Herein the synthesis of the polymer (PHB) and the oligomer (OHDPP) using the Fagnou-type direct arylation reaction with goods yields nearly to 63% is described. These macromolecules were envisioned comprising an electronic donor–acceptor (D-A) structure with 3,4-dihexylthiophene (H) as donor and benzothiadiazole (B) or diketopyrrolopyrrole (DPP) as acceptor moieties. Based on the implemented strategy of synthesis, the combination of H with B, or H with DPP, favored obtaining polymeric and oligomer structures, respectively. Taking advantage of the easy preparation and low cost provided by the arylation reaction compared with other polymerization methods, the strength of the D-A effect induced by B or DPP acceptor fragments was investigated experimentally and theoretically.
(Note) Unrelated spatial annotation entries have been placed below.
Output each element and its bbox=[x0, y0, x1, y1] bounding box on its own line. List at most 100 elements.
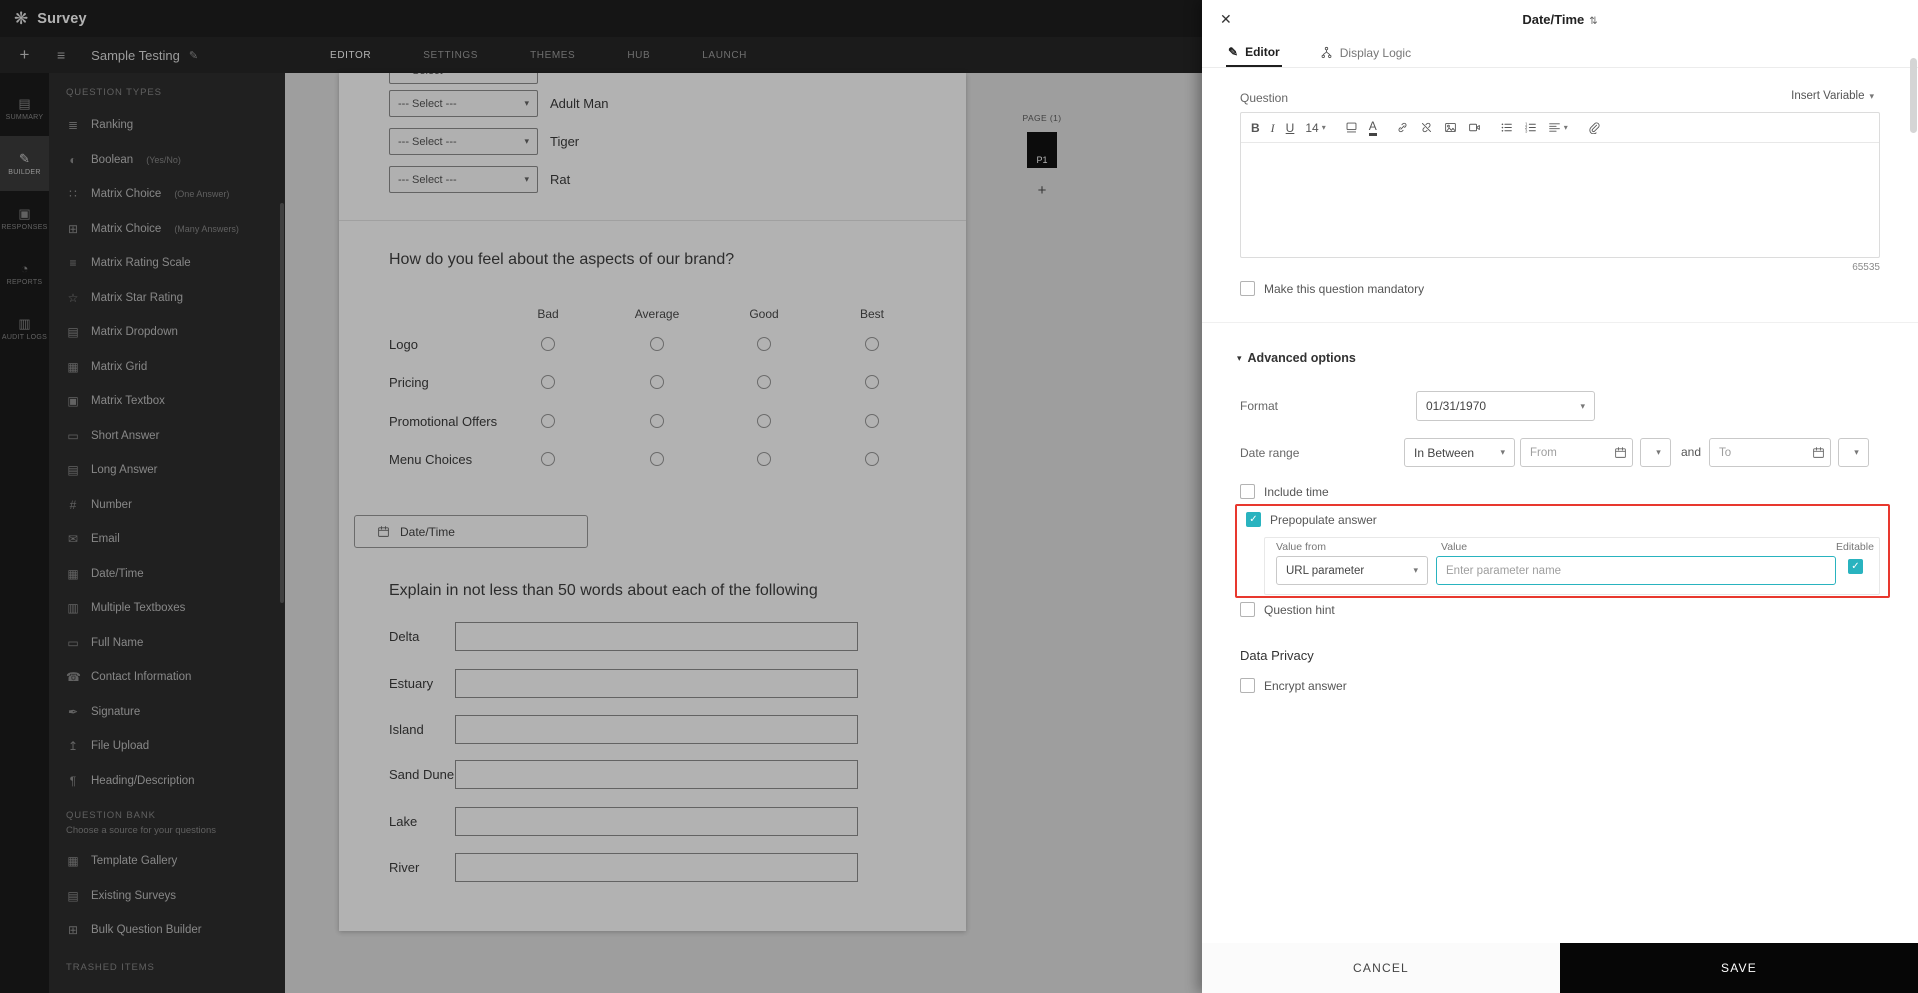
to-unit-select[interactable]: ▾ bbox=[1838, 438, 1869, 467]
bullet-list-button[interactable] bbox=[1500, 121, 1513, 134]
matrix-radio[interactable] bbox=[541, 375, 555, 389]
question-type-item[interactable]: ▭ Full Name bbox=[49, 626, 285, 661]
question-type-item[interactable]: ▣ Matrix Textbox bbox=[49, 384, 285, 419]
question-type-item[interactable]: ¶ Heading/Description bbox=[49, 764, 285, 799]
matrix-radio[interactable] bbox=[757, 337, 771, 351]
question-type-item[interactable]: ▭ Short Answer bbox=[49, 419, 285, 454]
unlink-button[interactable] bbox=[1420, 121, 1433, 134]
include-time-checkbox[interactable] bbox=[1240, 484, 1255, 499]
matrix-radio[interactable] bbox=[650, 452, 664, 466]
page-thumbnail[interactable]: P1 bbox=[1027, 132, 1057, 168]
question-type-item[interactable]: ▤ Matrix Dropdown bbox=[49, 315, 285, 350]
align-button[interactable]: ▾ bbox=[1548, 121, 1568, 134]
matrix-radio[interactable] bbox=[650, 414, 664, 428]
question-type-item[interactable]: ✉ Email bbox=[49, 522, 285, 557]
add-page-button[interactable]: + bbox=[1012, 182, 1072, 199]
datetime-question-block[interactable]: Date/Time bbox=[354, 515, 588, 548]
drawer-scrollbar[interactable] bbox=[1910, 58, 1917, 133]
reorder-icon[interactable]: ⇅ bbox=[1589, 16, 1597, 27]
numbered-list-button[interactable]: 123 bbox=[1524, 121, 1537, 134]
matrix-radio[interactable] bbox=[650, 375, 664, 389]
text-color-button[interactable]: A bbox=[1368, 120, 1377, 136]
question-type-item[interactable]: ▦ Matrix Grid bbox=[49, 350, 285, 385]
question-text-area[interactable] bbox=[1241, 143, 1879, 258]
mandatory-checkbox[interactable] bbox=[1240, 281, 1255, 296]
list-icon[interactable]: ≡ bbox=[57, 47, 65, 63]
question-type-item[interactable]: ⊞ Matrix Choice (Many Answers) bbox=[49, 212, 285, 247]
tab-hub[interactable]: HUB bbox=[627, 50, 650, 61]
rail-item-reports[interactable]: ◔ REPORTS bbox=[0, 246, 49, 301]
textbox-input[interactable] bbox=[455, 622, 858, 651]
editable-checkbox[interactable] bbox=[1848, 559, 1863, 574]
question-type-item[interactable]: ↥ File Upload bbox=[49, 729, 285, 764]
cancel-button[interactable]: CANCEL bbox=[1202, 943, 1560, 993]
question-type-item[interactable]: ▥ Multiple Textboxes bbox=[49, 591, 285, 626]
matrix-radio[interactable] bbox=[865, 375, 879, 389]
tab-editor-top[interactable]: EDITOR bbox=[330, 50, 371, 61]
rail-item-summary[interactable]: ▤ SUMMARY bbox=[0, 81, 49, 136]
rail-item-audit-logs[interactable]: ▥ AUDIT LOGS bbox=[0, 301, 49, 356]
matrix-radio[interactable] bbox=[757, 375, 771, 389]
question-type-item[interactable]: ☆ Matrix Star Rating bbox=[49, 281, 285, 316]
underline-button[interactable]: U bbox=[1286, 122, 1295, 134]
question-hint-checkbox[interactable] bbox=[1240, 602, 1255, 617]
edit-name-icon[interactable]: ✎ bbox=[189, 49, 198, 62]
bank-item-template-gallery[interactable]: ▦ Template Gallery bbox=[49, 844, 285, 879]
matrix-radio[interactable] bbox=[541, 452, 555, 466]
tab-settings[interactable]: SETTINGS bbox=[423, 50, 478, 61]
question-type-item[interactable]: ☎ Contact Information bbox=[49, 660, 285, 695]
answer-select[interactable]: --- Select --- ▾ bbox=[389, 73, 538, 84]
answer-select[interactable]: --- Select --- ▾ bbox=[389, 90, 538, 117]
attach-button[interactable] bbox=[1587, 121, 1600, 134]
video-button[interactable] bbox=[1468, 121, 1481, 134]
save-button[interactable]: SAVE bbox=[1560, 943, 1918, 993]
matrix-radio[interactable] bbox=[757, 452, 771, 466]
link-button[interactable] bbox=[1396, 121, 1409, 134]
textbox-input[interactable] bbox=[455, 715, 858, 744]
textbox-input[interactable] bbox=[455, 760, 858, 789]
tab-launch[interactable]: LAUNCH bbox=[702, 50, 747, 61]
format-select[interactable]: 01/31/1970 ▾ bbox=[1416, 391, 1595, 421]
matrix-radio[interactable] bbox=[650, 337, 664, 351]
matrix-radio[interactable] bbox=[541, 337, 555, 351]
question-type-item[interactable]: ≣ Ranking bbox=[49, 108, 285, 143]
font-size-select[interactable]: 14 ▾ bbox=[1305, 122, 1325, 134]
encrypt-answer-checkbox[interactable] bbox=[1240, 678, 1255, 693]
prepopulate-checkbox[interactable] bbox=[1246, 512, 1261, 527]
calendar-icon[interactable] bbox=[1812, 446, 1825, 459]
italic-button[interactable]: I bbox=[1271, 122, 1275, 134]
answer-select[interactable]: --- Select --- ▾ bbox=[389, 166, 538, 193]
matrix-radio[interactable] bbox=[757, 414, 771, 428]
date-range-select[interactable]: In Between ▾ bbox=[1404, 438, 1515, 467]
matrix-radio[interactable] bbox=[865, 337, 879, 351]
question-type-item[interactable]: ✒ Signature bbox=[49, 695, 285, 730]
matrix-radio[interactable] bbox=[541, 414, 555, 428]
matrix-radio[interactable] bbox=[865, 414, 879, 428]
highlight-color-button[interactable] bbox=[1345, 121, 1358, 134]
image-button[interactable] bbox=[1444, 121, 1457, 134]
question-type-item[interactable]: ▦ Date/Time bbox=[49, 557, 285, 592]
bold-button[interactable]: B bbox=[1251, 122, 1260, 134]
add-icon[interactable]: + bbox=[0, 45, 49, 65]
from-unit-select[interactable]: ▾ bbox=[1640, 438, 1671, 467]
insert-variable-button[interactable]: Insert Variable ▾ bbox=[1791, 90, 1874, 102]
matrix-radio[interactable] bbox=[865, 452, 879, 466]
tab-themes[interactable]: THEMES bbox=[530, 50, 575, 61]
textbox-input[interactable] bbox=[455, 669, 858, 698]
textbox-input[interactable] bbox=[455, 853, 858, 882]
parameter-name-input[interactable] bbox=[1436, 556, 1836, 585]
value-from-select[interactable]: URL parameter ▾ bbox=[1276, 556, 1428, 585]
bank-item-bulk-question-builder[interactable]: ⊞ Bulk Question Builder bbox=[49, 913, 285, 948]
rail-item-responses[interactable]: ▣ RESPONSES bbox=[0, 191, 49, 246]
advanced-options-toggle[interactable]: ▾ Advanced options bbox=[1237, 351, 1356, 365]
tab-editor[interactable]: ✎ Editor bbox=[1226, 38, 1282, 67]
panel-scrollbar[interactable] bbox=[280, 203, 284, 603]
tab-display-logic[interactable]: Display Logic bbox=[1318, 38, 1413, 67]
question-type-item[interactable]: # Number bbox=[49, 488, 285, 523]
textbox-input[interactable] bbox=[455, 807, 858, 836]
calendar-icon[interactable] bbox=[1614, 446, 1627, 459]
question-type-item[interactable]: ◐ Boolean (Yes/No) bbox=[49, 143, 285, 178]
question-type-item[interactable]: ∷ Matrix Choice (One Answer) bbox=[49, 177, 285, 212]
bank-item-existing-surveys[interactable]: ▤ Existing Surveys bbox=[49, 879, 285, 914]
question-type-item[interactable]: ▤ Long Answer bbox=[49, 453, 285, 488]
As a polymer, PHB exhibited a higher thermal stability, but the oligomer OHDPP demonstrated higher intramolecular charge transfer (ICT) effects. Light emissive electronic states were generated in both materials by nonlinear absorption at infrared wavelengths with maximum two-photon absorption (TPA) cross sections of ∼900 GM. The light emission from the macromolecules in organic solutions was observed at the red and infrared wavelength range of the spectrum; when processed in the form of nanoparticles, these macromolecules were exploited as fluorescent labels for the bioimaging of the neuroblastoma cell line SH-SY5Y. Theoretical calculations provided insight into the molecular conformation in solution and generated data on intramolecular interactions. They show more intramolecular interactions in OHDPP due to its molecular planarity, which explains the more effective ICT compared with PHB.